The location, which was originally settled by the Querandí people, was deeded in the late 16th century by Captain Juan de Garay to Captain Juan Ruiz de Ocaña. The site later became a stop along the Camino Real from Buenos Aires to Córdoba, particularly after the construction of a pontoon bridge over the Morón Brook by Pedro Márquez in 1771. Cañada de Morón was officially established in 1785, and the village became a popular vacation spot for wealthy residents from Buenos Aires and other nearby towns. Francisco de Merlo, namesake of the city of Merlo to the west, became the area's principal landowner at the time.
No consensus exists among historians as to the origin of the city's name. Possible namesakes include: Diego Morón, whose widow, Isabel Torres Briseño, was one of the area's landowners in the 18th century; Pedro Morán, another local landowner; the town of Morón de la Frontera, in Andalucia, Spain, from which many of the town's first residents originated; and San Pedro de Morón, the patron saint of a local doyenne at the time.
Wheat farms began to displace cattle ranches around Morón in the 1850s, and in 1859, the Buenos Aires Western Railway reached the town. Foreseeing accelerated growth, the local gentry in 1859 commissioned urbanist Pedro Benoit to create its master plan. A large population of Italians settled in Morón subsequently, and in 1867, this community founded the local Mutual Aid Society; Italy would later open a consulate in the city. The Cathedral of Inmaculada Concepción del Buen Viaje was opened for mass in 1871, and completed in 1885. A small Jewish community also settled here.
Morón was the site of a Radical Civic Union uprising in 1893, during which the National Autonomist Party city government was briefly deposed before federal troops restored the latter to office. The Rationalist City Hall, designed by Alejandro Bustillo and adorned with sculptures and bas-reliefs by José Fioravanti, was completed in 1939. Growth in the manufacturing sector led to the city's tripling in population between the 1947 and 1960 censuses, and in 1960, the private Universidad de Morón was established. Population growth subsequently slowed, and Morón acquired a suburban, largely middle class profile.

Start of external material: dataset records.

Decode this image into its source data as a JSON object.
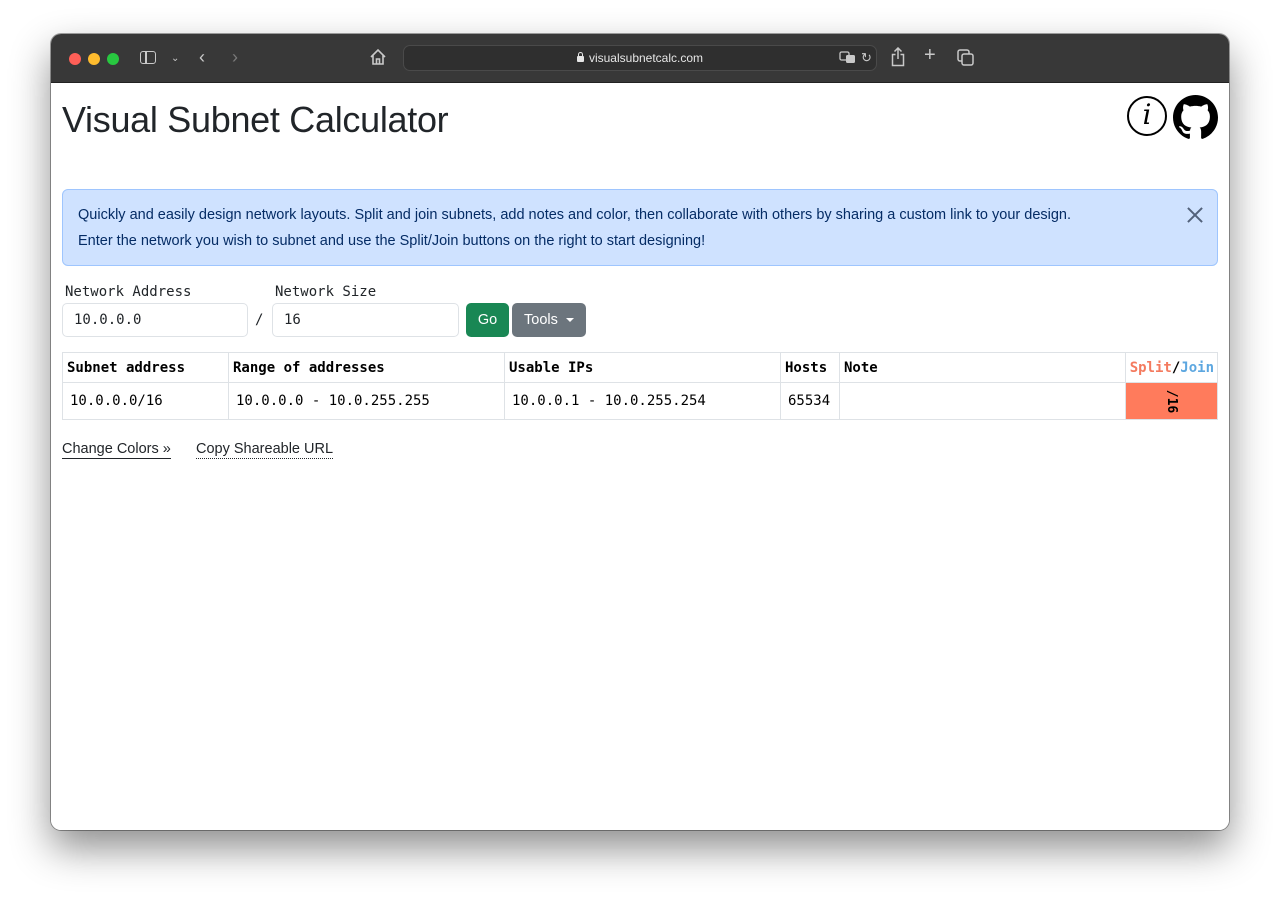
{
  "browser": {
    "url": "visualsubnetcalc.com",
    "icons": [
      "sidebar-icon",
      "chevron-down-icon",
      "back-icon",
      "forward-icon",
      "home-icon",
      "lock-icon",
      "translate-icon",
      "reload-icon",
      "share-icon",
      "new-tab-icon",
      "tabs-overview-icon"
    ]
  },
  "header": {
    "title": "Visual Subnet Calculator",
    "info_icon_glyph": "i"
  },
  "alert": {
    "line1": "Quickly and easily design network layouts. Split and join subnets, add notes and color, then collaborate with others by sharing a custom link to your design.",
    "line2": "Enter the network you wish to subnet and use the Split/Join buttons on the right to start designing!"
  },
  "form": {
    "network_address_label": "Network Address",
    "network_address_value": "10.0.0.0",
    "separator": "/",
    "network_size_label": "Network Size",
    "network_size_value": "16",
    "go_label": "Go",
    "tools_label": "Tools"
  },
  "table": {
    "headers": {
      "subnet": "Subnet address",
      "range": "Range of addresses",
      "usable": "Usable IPs",
      "hosts": "Hosts",
      "note": "Note",
      "split": "Split",
      "split_join_sep": "/",
      "join": "Join"
    },
    "rows": [
      {
        "subnet": "10.0.0.0/16",
        "range": "10.0.0.0 - 10.0.255.255",
        "usable": "10.0.0.1 - 10.0.255.254",
        "hosts": "65534",
        "note": "",
        "split_button": "/16",
        "color": "#ff7b5c"
      }
    ]
  },
  "footer_links": {
    "change_colors": "Change Colors »",
    "copy_url": "Copy Shareable URL"
  }
}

The city was again in the eye of a political storm when, in 1989, Mayor Juan Carlos Rousselot of the Justicialist Party was impeached on corruption charges by the UCR-dominated City Council; Rousselot was returned to office by voters in 1991. Former Councilwoman Margarita Stolbizer and former Mayor Martín Sabbatella (1999 to 2009) both became prominent in national politics.